What I always try to do is say, if you want to be ambitious and if you want to be in a large business or small business, you must learn to accept and be responsible for what you`re doing. You have to accept full responsibility. You can`t be blaming other people. You can`t constantly say, this is a bad luck thing and all that.

You also have to have a lot of passion, and you have to have a lot of passion in what you`re doing, and you have to try to control, if you have a lot of good ideas -- you have to try to control them as best you can, and gather some very good people around you. And push them on. And that`s what I tried to do.

And other people have done that very successfully. A lot of them were entrepreneurial, but you can be entrepreneurial in a large corporation like GE.

MATTHEWS: Take a minute or two and talk about what you and Suzanne did for autism, and what you`re trying to build in terms of getting other people involved.

WRIGHT: Well, we had the misfortune of having our first grandson diagnosed with autism and he was quiet severe at the time back in 2004. And we traveled around the United States and we looked -- we were trying to learn about it, we couldn`t get help from the major medical organizations. They said, well, autism is not something that we treat, because there`s no insurance coverage for it. So, really, you have to get therapies and people have to pay for them themselves.

We couldn`t believe this travesty. All these parents out there, all working people, and they were broke, you know, doing what you have to do to deal with a child with autism. It`s 30 hours a week at least in the early days. And that`s hundreds and hundreds of dollars a week. And people just don`t have that kind of money. And so, that`s how we got into this whole thing.

MATTHEWS: Can you improve the life experience and communications ability of an autistic child?

WRIGHT: Yes, you can. You can certainly improve -- you can`t improve every one, because no two children are the same. They`re all different.

But, by and large, at least 50 percent of children, if they get early access to therapies, occupational, speech, and behavioral therapies, and they can get that with a diagnosis at least by two years old, 2 1/2, all the way up to first grade, they have a 50 percent shot to matriculate to a public high school system at or near average grade level with a lot of help. And that`s a big deal.
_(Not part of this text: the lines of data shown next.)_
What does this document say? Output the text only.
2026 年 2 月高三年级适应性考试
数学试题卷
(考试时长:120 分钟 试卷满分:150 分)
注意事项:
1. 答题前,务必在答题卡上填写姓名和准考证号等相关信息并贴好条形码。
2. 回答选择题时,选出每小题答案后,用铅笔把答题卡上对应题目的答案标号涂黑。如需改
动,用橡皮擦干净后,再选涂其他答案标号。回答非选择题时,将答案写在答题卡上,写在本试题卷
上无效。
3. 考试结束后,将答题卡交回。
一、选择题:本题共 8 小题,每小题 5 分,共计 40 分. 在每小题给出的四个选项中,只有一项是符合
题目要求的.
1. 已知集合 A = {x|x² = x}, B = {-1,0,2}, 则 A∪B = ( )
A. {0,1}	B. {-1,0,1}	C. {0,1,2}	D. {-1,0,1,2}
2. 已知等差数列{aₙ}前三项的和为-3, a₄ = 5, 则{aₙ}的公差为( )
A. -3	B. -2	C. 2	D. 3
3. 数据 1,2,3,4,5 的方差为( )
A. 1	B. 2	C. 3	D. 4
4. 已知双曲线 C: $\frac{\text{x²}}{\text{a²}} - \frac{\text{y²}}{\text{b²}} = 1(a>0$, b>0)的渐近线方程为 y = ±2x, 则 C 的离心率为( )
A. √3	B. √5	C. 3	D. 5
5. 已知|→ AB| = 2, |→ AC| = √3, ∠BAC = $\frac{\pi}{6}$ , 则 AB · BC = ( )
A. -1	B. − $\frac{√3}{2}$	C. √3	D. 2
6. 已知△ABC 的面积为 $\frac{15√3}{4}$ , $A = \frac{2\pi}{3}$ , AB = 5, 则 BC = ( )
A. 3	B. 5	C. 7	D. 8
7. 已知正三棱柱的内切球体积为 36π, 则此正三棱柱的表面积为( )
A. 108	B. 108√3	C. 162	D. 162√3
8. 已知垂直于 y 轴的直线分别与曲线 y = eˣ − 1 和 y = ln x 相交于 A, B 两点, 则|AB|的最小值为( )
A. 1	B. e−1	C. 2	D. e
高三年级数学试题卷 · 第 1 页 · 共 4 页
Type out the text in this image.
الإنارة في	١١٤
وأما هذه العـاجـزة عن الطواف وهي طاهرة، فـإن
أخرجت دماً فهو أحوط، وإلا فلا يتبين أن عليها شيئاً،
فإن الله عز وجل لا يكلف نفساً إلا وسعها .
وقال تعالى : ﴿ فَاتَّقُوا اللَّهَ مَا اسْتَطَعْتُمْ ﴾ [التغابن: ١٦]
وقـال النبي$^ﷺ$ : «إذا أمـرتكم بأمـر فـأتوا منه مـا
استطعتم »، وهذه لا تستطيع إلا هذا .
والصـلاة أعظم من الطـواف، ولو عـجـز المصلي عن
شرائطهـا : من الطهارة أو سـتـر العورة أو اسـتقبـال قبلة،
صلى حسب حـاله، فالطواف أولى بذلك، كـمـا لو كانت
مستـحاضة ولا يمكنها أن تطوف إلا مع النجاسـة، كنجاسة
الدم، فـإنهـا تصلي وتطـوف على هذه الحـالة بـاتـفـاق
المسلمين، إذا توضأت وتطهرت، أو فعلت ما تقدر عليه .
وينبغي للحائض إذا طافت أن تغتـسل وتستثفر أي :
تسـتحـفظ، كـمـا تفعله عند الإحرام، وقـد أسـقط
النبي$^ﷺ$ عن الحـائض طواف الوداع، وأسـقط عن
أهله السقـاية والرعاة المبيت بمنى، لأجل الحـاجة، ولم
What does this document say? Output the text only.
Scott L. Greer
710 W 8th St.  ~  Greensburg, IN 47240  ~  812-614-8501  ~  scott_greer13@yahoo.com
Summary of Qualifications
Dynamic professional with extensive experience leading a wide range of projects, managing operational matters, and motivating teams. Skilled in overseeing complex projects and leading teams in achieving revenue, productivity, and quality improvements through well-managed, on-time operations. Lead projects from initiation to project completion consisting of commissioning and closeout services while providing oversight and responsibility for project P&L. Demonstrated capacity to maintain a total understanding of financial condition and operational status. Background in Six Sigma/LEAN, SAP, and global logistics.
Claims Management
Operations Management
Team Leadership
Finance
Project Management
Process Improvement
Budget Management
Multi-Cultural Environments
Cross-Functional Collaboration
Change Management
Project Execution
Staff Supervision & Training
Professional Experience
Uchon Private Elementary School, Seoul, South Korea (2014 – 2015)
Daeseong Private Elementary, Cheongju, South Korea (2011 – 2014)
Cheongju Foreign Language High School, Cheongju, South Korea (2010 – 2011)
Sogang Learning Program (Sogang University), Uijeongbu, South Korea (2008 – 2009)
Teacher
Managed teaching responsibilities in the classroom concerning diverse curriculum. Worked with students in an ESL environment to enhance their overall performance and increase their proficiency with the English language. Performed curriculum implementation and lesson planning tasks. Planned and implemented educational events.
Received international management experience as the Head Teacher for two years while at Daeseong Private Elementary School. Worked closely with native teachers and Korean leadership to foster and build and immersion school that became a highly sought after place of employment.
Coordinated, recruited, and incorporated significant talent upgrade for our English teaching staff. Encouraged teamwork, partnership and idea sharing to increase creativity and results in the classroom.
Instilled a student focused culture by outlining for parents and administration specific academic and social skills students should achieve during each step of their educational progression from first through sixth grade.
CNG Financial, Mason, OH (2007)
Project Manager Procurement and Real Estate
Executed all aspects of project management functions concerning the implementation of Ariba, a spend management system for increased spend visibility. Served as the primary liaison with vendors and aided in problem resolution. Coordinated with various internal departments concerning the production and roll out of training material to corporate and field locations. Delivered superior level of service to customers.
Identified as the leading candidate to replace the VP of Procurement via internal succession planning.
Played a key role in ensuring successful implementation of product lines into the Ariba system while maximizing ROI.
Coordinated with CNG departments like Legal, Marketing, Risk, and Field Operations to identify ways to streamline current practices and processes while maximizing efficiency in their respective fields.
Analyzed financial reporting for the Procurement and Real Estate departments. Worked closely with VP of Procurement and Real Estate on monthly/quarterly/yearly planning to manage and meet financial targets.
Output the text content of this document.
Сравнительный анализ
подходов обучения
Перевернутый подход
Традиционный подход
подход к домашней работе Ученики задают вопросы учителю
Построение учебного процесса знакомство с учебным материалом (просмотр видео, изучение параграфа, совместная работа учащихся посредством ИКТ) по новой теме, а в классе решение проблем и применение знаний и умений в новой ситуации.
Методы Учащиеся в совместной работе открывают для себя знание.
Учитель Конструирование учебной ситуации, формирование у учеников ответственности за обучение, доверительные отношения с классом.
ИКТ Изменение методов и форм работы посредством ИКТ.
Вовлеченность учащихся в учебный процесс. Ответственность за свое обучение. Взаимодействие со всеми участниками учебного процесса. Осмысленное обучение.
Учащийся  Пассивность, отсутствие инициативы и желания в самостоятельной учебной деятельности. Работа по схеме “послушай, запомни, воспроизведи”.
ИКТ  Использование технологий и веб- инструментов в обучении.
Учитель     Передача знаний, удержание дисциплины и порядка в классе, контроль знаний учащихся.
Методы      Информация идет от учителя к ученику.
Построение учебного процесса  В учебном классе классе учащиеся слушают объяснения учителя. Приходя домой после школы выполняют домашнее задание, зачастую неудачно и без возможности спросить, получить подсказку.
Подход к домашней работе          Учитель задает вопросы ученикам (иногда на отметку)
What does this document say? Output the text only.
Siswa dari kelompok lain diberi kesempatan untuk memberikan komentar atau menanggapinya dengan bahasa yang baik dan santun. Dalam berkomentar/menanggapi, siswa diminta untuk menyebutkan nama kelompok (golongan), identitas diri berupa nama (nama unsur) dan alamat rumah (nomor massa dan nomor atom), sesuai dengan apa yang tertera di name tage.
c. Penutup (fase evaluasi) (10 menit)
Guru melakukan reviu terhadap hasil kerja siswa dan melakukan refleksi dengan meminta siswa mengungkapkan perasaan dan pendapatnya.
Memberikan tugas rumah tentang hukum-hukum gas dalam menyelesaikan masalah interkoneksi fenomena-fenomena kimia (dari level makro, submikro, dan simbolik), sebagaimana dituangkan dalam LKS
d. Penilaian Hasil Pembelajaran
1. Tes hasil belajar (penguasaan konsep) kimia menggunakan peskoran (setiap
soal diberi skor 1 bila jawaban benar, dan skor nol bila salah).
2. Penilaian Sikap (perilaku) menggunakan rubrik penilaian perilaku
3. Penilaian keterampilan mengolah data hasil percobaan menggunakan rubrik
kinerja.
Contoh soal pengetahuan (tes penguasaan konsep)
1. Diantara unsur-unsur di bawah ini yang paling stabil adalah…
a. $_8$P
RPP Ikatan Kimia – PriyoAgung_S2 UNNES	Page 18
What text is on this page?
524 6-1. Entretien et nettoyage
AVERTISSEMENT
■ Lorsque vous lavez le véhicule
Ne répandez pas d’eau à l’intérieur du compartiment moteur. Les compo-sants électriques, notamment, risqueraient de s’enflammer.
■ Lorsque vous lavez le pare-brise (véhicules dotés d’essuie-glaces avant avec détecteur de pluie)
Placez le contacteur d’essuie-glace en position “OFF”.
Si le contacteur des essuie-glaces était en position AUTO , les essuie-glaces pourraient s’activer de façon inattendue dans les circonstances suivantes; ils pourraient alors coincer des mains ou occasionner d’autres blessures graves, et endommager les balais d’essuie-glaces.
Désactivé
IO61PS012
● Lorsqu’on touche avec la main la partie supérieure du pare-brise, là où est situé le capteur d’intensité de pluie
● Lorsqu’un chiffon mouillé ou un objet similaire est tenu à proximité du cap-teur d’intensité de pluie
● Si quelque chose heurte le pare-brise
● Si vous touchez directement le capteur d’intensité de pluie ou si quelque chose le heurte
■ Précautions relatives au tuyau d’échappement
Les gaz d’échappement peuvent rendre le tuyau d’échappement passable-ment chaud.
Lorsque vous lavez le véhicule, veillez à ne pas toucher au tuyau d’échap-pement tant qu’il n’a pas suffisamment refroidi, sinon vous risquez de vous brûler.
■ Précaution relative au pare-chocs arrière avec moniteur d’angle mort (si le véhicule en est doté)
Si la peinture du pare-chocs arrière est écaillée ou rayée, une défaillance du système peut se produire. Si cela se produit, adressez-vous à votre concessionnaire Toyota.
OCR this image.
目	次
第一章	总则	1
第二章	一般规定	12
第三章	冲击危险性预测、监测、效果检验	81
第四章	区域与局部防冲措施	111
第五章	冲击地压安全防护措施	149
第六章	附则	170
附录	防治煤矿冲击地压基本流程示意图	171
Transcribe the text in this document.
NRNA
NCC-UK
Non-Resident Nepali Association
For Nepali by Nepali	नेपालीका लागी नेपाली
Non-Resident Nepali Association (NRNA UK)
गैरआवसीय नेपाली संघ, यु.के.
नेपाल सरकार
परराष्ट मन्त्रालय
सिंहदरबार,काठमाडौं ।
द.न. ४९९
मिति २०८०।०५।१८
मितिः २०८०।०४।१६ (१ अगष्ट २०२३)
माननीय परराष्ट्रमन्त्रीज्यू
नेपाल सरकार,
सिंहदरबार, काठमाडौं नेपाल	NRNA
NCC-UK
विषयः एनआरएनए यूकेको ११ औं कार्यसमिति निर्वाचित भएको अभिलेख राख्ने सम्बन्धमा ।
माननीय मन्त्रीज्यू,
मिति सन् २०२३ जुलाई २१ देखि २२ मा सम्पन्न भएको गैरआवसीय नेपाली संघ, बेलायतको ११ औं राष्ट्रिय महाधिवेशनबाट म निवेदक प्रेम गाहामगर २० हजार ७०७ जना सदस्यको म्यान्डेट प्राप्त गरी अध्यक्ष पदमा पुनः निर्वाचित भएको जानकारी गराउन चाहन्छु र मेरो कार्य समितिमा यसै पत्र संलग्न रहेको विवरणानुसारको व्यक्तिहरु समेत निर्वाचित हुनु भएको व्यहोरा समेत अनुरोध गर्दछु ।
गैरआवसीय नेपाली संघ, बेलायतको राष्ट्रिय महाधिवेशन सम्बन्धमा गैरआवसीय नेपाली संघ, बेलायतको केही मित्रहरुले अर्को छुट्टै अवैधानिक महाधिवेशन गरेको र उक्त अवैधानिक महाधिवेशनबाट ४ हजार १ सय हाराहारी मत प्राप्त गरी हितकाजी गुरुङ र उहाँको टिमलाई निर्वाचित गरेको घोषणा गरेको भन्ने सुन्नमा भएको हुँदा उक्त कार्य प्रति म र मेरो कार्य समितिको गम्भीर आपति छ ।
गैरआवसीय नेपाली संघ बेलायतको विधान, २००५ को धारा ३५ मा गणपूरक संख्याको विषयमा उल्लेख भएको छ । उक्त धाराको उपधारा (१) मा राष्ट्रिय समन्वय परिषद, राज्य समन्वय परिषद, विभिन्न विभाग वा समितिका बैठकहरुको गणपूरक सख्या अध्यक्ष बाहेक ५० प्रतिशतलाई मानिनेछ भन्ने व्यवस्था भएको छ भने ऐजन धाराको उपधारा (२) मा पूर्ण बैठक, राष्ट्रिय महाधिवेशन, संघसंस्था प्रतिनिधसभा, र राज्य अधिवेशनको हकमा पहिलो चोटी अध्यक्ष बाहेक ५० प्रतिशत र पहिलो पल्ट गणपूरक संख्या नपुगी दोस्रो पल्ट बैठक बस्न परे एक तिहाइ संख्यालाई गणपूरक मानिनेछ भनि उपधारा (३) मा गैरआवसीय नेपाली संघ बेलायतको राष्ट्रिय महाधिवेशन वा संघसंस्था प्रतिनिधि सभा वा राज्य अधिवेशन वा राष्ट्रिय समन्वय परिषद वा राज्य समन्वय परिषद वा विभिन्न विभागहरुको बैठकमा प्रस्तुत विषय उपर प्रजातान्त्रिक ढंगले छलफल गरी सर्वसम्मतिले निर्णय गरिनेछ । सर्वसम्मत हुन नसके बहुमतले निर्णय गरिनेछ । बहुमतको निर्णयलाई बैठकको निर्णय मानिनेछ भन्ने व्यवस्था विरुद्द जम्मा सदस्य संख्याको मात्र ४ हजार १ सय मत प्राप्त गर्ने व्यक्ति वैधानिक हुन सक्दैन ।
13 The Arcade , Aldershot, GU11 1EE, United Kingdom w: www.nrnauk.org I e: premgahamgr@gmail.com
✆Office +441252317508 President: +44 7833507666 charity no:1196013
The other half is going to have a much tougher struggle.

MATTHEW: You know, you`re only a couple of years ahead of me in life. I think you`re two years ahead of me at Holy Cross. And I must say, you and your wife Suzanne, who we just lost, have been like parents to this network all these years.

And tell us about Suzanne.

WRIGHT: Well, Suzanne was a very unique person, and she had enormous personality. And she was just so transparent. She was always looking to be in people`s lives, to help them out. She helped me immensely in business. She was a great partner, and she`s a great homemaker. She cooked thousands of meals at home.

She gave up her schooling to marry me and stay in law school. Then, she had to go back and she spent years, five years getting back her -- getting a degree at Sarah Lawrence, and the same time, doing all the things she was doing with other children and with charities and with our own family.

And when this came along, she just poured herself into it. She just cried because Christian was her first boy and he was perfect. We thought he was going to be a star. He was an early talker and all that. So, she was the champion of this and created so much of the energy and the passion that went into it. She was 24 by 7 and then she created a marvelous organization, and we`re around the world. It`s a worldwide organization now.

MATTHEWS: Well, Bob, it`s an honor to have you on the show, thank you so much for coming on. Take care of yourself.

WRIGHT: Don`t forget to vote for me.

MATTHEWS: You`re just kidding.

You`re not kidding about this book. It`s called "The Wright Stuff". It`s in your bookstores. The guy who knows what he`s talking about and who does take responsibility personally for the things in his life, and the people.

You`re watching HARDBALL, the place for politics.

(COMMERCIAL BREAK)

MATTHEWS: That`s HARDBALL for now.

"ALL IN WITH CHRIS HAYES" starts right now.